The stakes can be high in criminal cases. Convictions can see an individual facing fines, prison time and even potentially losing their jobs and families. When a person finds himself on trial, it is the duty of their legal team to provide them with effective counsel.
Anything to the contrary is simply unacceptable and might even be legally actionable. When a lawyer gets it manifestly wrong, this is often referred to as ineffective counsel, which is a valid route of criminal appeal.
Outlined below are some of the more common examples of ineffective counsel.
Timekeeping can be extremely important in criminal cases. If you are told to be in court on a certain day and time, then you are expected to be there. As your representative, your lawyer also has a duty to be there on time. But what if they don’t turn up on the day that it counts? Not only does this reflect badly on them but it could also have serious ramifications for your case.

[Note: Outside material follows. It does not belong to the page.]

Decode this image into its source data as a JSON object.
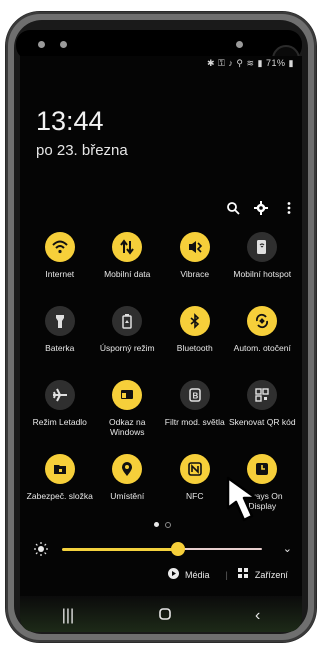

Not keeping you in the loop
A lawyer is there to advise you, but ultimately, the big decisions fall on you. Legal teams can discuss strategy with you and reiterate your rights, but they can’t make decisions for you and keep you in the dark. If this becomes apparent during or after your case, then it could be grounds for ineffective counsel.
Lack of relevant knowledge
You wouldn’t expect someone without the relevant knowledge and training to perform open heart surgery on you. Well, the same can be said for criminal trials. If your lawyer makes significant errors because they simply do not know the law, then this is grossly negligent and could even be considered malpractice.
If your counsel has been ineffective and you’ve been convicted as a result, then you may be entitled to an appeal. Seeking guidance from an experienced team can help ensure that the same thing does not happen again.